The Science Technology Centre (STC) recently worked with a team of engineering students from the University of Ottawa that are building a hypermile car – called the Supermileage Car – for an international competition. We spoke with Nicholas Fekete, a member of the engineering team, about the project and his experience with the Science Technology Centre.

Tell us a little about the competition you’re entering.

Nicholas: The name of the competition we are going to attend is called “Shell Eco-Marathon Americas”. Shell Eco-marathon Americas will be taking place at Sonoma Raceway in Sonoma, California from April 19 to 22, 2018. We are a team of about 20 engineering students, but about 12 of us will be going to the competition to compete against 15 teams in our category from other universities and high schools in America. However, the competition itself hosts around 100 teams to compete in other categories.

Shell Eco-marathon is one of the world’s leading energy efficiency competition programs. Students are challenged to design, build and test energy-efficient cars, pushing the boundaries of what is technically possible. Students take their designs to the track in the Mileage Challenge to see which vehicle can compete to go the farthest on the least amount of fuel.

Did you participate last year? How did you do?

Nicholas: Last year at the competition in Detroit, Michigan. Unfortunately, we couldn’t complete the required number of laps of the circuit because of technical issues. Therefore, we couldn’t have a mileage in for the competition.

What are you goals this year’s competition?

Nicholas: This year, our main goal is to get a mileage in with our new vehicle. We are designing and building a vehicle in less than a year. Last year, we competed in the prototype class, which consisted of a 3-wheel vehicle. This year, however, we are competing in the Urban Concept category, which means we needed to design a completely new vehicle. The main difference between the two are that the Urban Concept vehicle has 4 wheels instead of 3 like the prototype has. Basically, the Urban Concept vehicle resembles more a modern-day vehicle.

Why did you choose to work with STC?

Nicholas: I’d heard about STC from our team supervisor, Patrick Dumond, so I decided to go and see for myself how this facility could help us achieve our goals. After meeting with Graham and Steve, we decided to get our cross sections waterjet cut by the STC. Both are very welcoming and give great advice. Graham for example, who was doing the waterjet cutting of all the cross sections of the vehicle, put in a lot of heart into making it work for us. It made it seem like our project was also part of his project.

Can you walk us through the manufacturing process for the car body?

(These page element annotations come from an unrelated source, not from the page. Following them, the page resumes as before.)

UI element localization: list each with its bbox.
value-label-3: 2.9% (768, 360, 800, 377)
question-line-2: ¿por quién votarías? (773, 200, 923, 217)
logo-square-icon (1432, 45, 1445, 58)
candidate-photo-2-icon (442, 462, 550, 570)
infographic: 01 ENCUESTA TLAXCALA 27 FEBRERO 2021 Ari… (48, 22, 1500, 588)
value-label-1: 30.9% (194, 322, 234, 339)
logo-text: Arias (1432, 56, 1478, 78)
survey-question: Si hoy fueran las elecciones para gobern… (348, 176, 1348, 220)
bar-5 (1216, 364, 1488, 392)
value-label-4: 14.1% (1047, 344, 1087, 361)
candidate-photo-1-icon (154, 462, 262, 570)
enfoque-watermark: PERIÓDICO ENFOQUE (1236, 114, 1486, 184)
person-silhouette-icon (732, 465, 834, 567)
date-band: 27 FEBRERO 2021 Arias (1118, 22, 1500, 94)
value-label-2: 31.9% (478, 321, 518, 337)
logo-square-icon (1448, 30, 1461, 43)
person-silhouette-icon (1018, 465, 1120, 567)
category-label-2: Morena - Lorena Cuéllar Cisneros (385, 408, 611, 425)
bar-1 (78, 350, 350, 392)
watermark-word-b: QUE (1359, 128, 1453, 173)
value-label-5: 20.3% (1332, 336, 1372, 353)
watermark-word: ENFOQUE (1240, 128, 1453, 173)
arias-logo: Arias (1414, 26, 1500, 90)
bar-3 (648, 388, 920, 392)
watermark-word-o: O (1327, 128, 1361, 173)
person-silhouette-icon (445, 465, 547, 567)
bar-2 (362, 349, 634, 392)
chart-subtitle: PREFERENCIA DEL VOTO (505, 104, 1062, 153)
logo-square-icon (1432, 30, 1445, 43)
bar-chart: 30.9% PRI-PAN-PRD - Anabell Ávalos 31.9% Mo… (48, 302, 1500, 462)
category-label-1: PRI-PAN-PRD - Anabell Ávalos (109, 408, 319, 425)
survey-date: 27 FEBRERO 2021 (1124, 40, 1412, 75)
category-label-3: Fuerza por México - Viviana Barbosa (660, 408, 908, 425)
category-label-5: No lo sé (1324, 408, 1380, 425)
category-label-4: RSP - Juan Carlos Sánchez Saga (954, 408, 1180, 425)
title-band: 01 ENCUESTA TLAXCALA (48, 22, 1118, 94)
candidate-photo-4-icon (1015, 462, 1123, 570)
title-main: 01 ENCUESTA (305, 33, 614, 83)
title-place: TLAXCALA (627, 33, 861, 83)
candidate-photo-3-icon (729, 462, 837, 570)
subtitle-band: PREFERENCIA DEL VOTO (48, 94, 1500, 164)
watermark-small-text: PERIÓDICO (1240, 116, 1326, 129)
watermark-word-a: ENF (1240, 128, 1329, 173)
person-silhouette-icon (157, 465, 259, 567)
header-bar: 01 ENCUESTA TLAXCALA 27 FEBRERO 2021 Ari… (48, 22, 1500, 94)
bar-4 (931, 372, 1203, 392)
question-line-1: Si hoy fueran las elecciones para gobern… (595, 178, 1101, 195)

Nicholas: We first started with doing a CAD of the body with cross sectional drawing files every 2 inches of the vehicle for the STC to perform their waterjet cutting system. Once we acquired all the sections of the car, we applied adhesive between each sheet and glued them all together to make the complete shape of the body. Now the sanding starts. When doing cross sections of the vehicle, there’s lots of excess that must be sanded off to get the perfect shape we want.

Afterwards, we applied a layer of fiberglass to give it rigidity. We also needed to sand the excess epoxy that was left from our wet lay-up. Then, it was off to Whiticar Auto Body to get it to the absolute perfection. They did many coatings of high build surface primer with sanding in between each coating.

Once the body shop is done, it’s off to the composites workshop where all the composites will be done. What we’ve done so far was the male mold which is called the plug. The composites shop will be doing a final paint on the plug to allow them to do female plugs. The female mold is basically a negative shape of our plug, or more known as a shell. Afterwards, we will be vacuum infusing carbon fiber inside the shell to get the exact shape of the male plug that the body shop finished with smooth lines.

Would you work again with STC?

Nicholas: Although pricey for a university team, I would absolutely work with the STC again.